Le cannazze: il piatto tipico e rituale di Calitri

Già le cronache locali del ‘700 riportavano le descrizioni di un tipo di pasta lunga e tubolare, che veniva messa ad essiccare sulle canne. Per questo si chiamano “cannazze”.

A Calitri, gli sposalizi sono una festa che può durare giorni; non a caso, Vinicio Capossela (originario del paese) , da diversi anni, organizza un evento denominato “SponzFest”, ovvero la festa degli sposi e degli sposalizi (“sponzare”, nei dialetti del profondo sud, significa “spugnare”; infatti, si “sponzano” le friselle e il baccalà ; un uomo e una donna, invece, unendosi in matrimonio, si predispongono a “spugnarsi”, ovvero a “sponzarsi” reciprocamente!).

Ovviamente, il piatto principe di una festa degli sposi, non può essere che quello composto dai “maccheroni della zita” (la “zita”, nei dialetti meridionali, è la sposa), ovvero gli ziti (anche lo sposo è uno zito), ovvero quella pasta che in dialetto calitrano è denominata “cannazze”.

Da maccheroni degli sposalizi, le cannazze sono diventate, per ogni famiglia calitrana, anche la pasta della domenica e dei giorni di festa. La domenica, un vero calitrano non si siede a tavola se non ci sono le cannazze!

Oggi, le cannazze che cucinano i calitrani, sono i mezzi ziti spezzati (rigorosamente a mano), detti anche “mezzani”.
Essi sono conditi con un ragù particolare, che solo a Calitri sanno fare. È inutile tentare di ripeterlo altrove: se non si è calitrani e se non lo si cucina in loco, non verrà mai buono e saporito come quello che fanno nelle case e nei ristoranti del comune alto irpino.
Una volta, quando il paese era povero e i suoi abitanti non potevano permettersi la carne bovina, il ragù delle cannazze veniva tirato con la carne di pollo (“cannazze e kuta–kuta”, dove “kuta-kuta” è la locuzione onomatopeica che i calitrani utilizzavano per richiamare le galline). Oggi, l’ingrediente principale con il quale si prepara il sugo per le cannazze, è l’involtino di carne di vitello, ovvero la “vrasciola”. Anche la vrasciola è un simbolo nuziale, in quanto, essendo un involto di carne, rappresenta l’ abbraccio avvolgente che si fanno gli sposi convolando a nozze. Gli altri ingredienti del ragù calitrano, sono le passate di pomodoro locale, altri tagli di carne, le erbe aromatiche del territorio e una miscela appropriata di formaggi vaccini e pecorini.

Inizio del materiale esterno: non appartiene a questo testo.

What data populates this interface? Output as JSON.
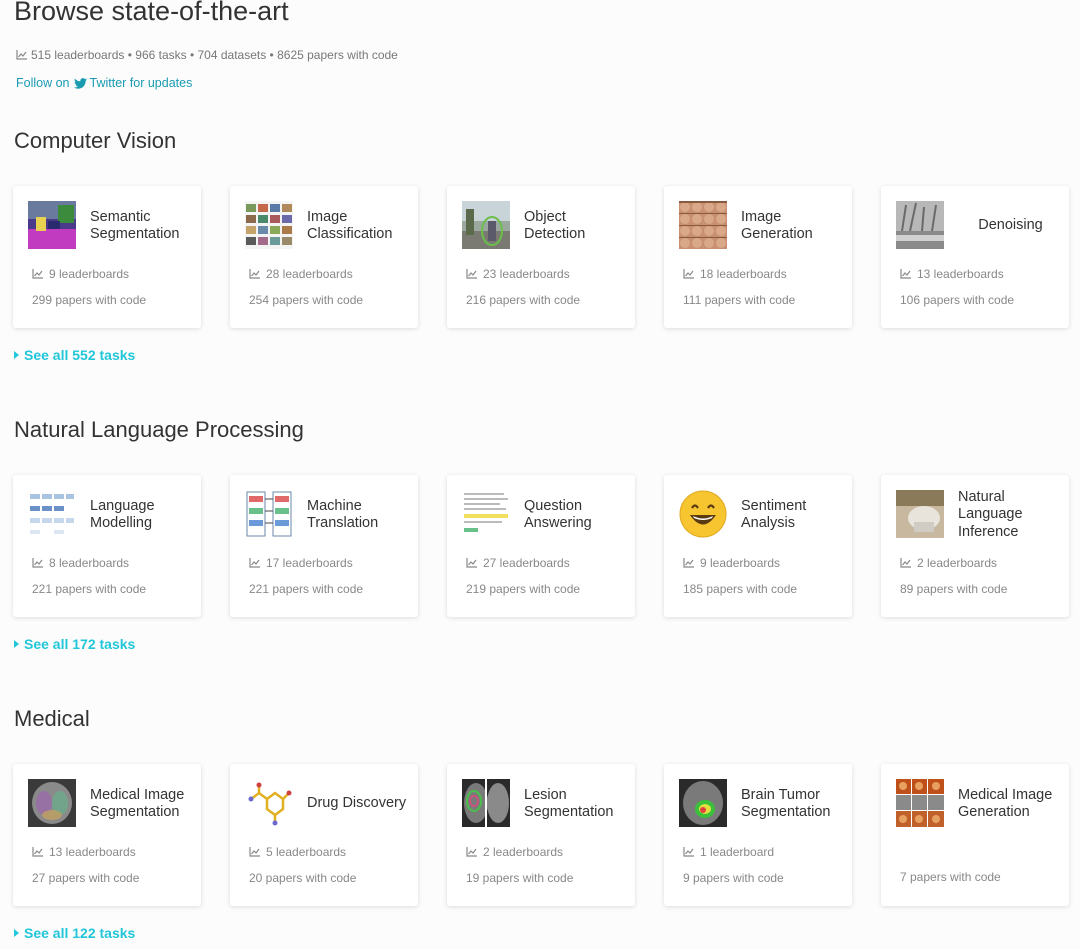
{
  "header": {
    "title": "Browse state-of-the-art",
    "stats": "515 leaderboards • 966 tasks • 704 datasets • 8625 papers with code",
    "follow_prefix": "Follow on",
    "follow_suffix": "Twitter for updates"
  },
  "sections": [
    {
      "title": "Computer Vision",
      "see_all": "See all 552 tasks",
      "cards": [
        {
          "name": "Semantic Segmentation",
          "leaderboards": "9 leaderboards",
          "papers": "299 papers with code",
          "icon": "segmentation-thumbnail"
        },
        {
          "name": "Image Classification",
          "leaderboards": "28 leaderboards",
          "papers": "254 papers with code",
          "icon": "image-grid-thumbnail"
        },
        {
          "name": "Object Detection",
          "leaderboards": "23 leaderboards",
          "papers": "216 papers with code",
          "icon": "street-scene-thumbnail"
        },
        {
          "name": "Image Generation",
          "leaderboards": "18 leaderboards",
          "papers": "111 papers with code",
          "icon": "faces-grid-thumbnail"
        },
        {
          "name": "Denoising",
          "leaderboards": "13 leaderboards",
          "papers": "106 papers with code",
          "icon": "noisy-photo-thumbnail"
        }
      ]
    },
    {
      "title": "Natural Language Processing",
      "see_all": "See all 172 tasks",
      "cards": [
        {
          "name": "Language Modelling",
          "leaderboards": "8 leaderboards",
          "papers": "221 papers with code",
          "icon": "token-diagram-thumbnail"
        },
        {
          "name": "Machine Translation",
          "leaderboards": "17 leaderboards",
          "papers": "221 papers with code",
          "icon": "translation-diagram-thumbnail"
        },
        {
          "name": "Question Answering",
          "leaderboards": "27 leaderboards",
          "papers": "219 papers with code",
          "icon": "text-passage-thumbnail"
        },
        {
          "name": "Sentiment Analysis",
          "leaderboards": "9 leaderboards",
          "papers": "185 papers with code",
          "icon": "smiley-face-thumbnail"
        },
        {
          "name": "Natural Language Inference",
          "leaderboards": "2 leaderboards",
          "papers": "89 papers with code",
          "icon": "photo-thumbnail"
        }
      ]
    },
    {
      "title": "Medical",
      "see_all": "See all 122 tasks",
      "cards": [
        {
          "name": "Medical Image Segmentation",
          "leaderboards": "13 leaderboards",
          "papers": "27 papers with code",
          "icon": "brain-scan-thumbnail"
        },
        {
          "name": "Drug Discovery",
          "leaderboards": "5 leaderboards",
          "papers": "20 papers with code",
          "icon": "molecule-thumbnail"
        },
        {
          "name": "Lesion Segmentation",
          "leaderboards": "2 leaderboards",
          "papers": "19 papers with code",
          "icon": "lesion-scan-thumbnail"
        },
        {
          "name": "Brain Tumor Segmentation",
          "leaderboards": "1 leaderboard",
          "papers": "9 papers with code",
          "icon": "tumor-scan-thumbnail"
        },
        {
          "name": "Medical Image Generation",
          "leaderboards": "",
          "papers": "7 papers with code",
          "icon": "scan-grid-thumbnail"
        }
      ]
    }
  ]
}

Le cannazze vengono servite nelle “spasedde”, che sono quelle grosse zuppiere di ceramica bianca (che una volta si usavano anche a Napoli) dalle quali ogni commensale preleva la sua razione (abbondante) di pasta, facendo anche il bis o il tris, perché le cannazze vengono preparate e messe in tavola in quantitativi ridondanti.

Il vino che accompagna quasi sempre questo piatto calitrano, è l’Aglianico del Vulture, perché Calitri, pur essendo un comune dell’Irpinia, anzi dell’Alta Irpinia, gravita, in realtà, nel bacino del Vulture, dal quale attinge il nettare di Bacco e le acque minerali.
Tutti i ristoranti calitrani cucinano bene le cannazze, per cui una gita a Calitri, per degustare questo piatto tipico e rituale, vale senz’altro la pena di farla. Senza dimenticare le altre bellezze e la salubrità di questo territorio; ma queste saranno il tema di un altro articolo.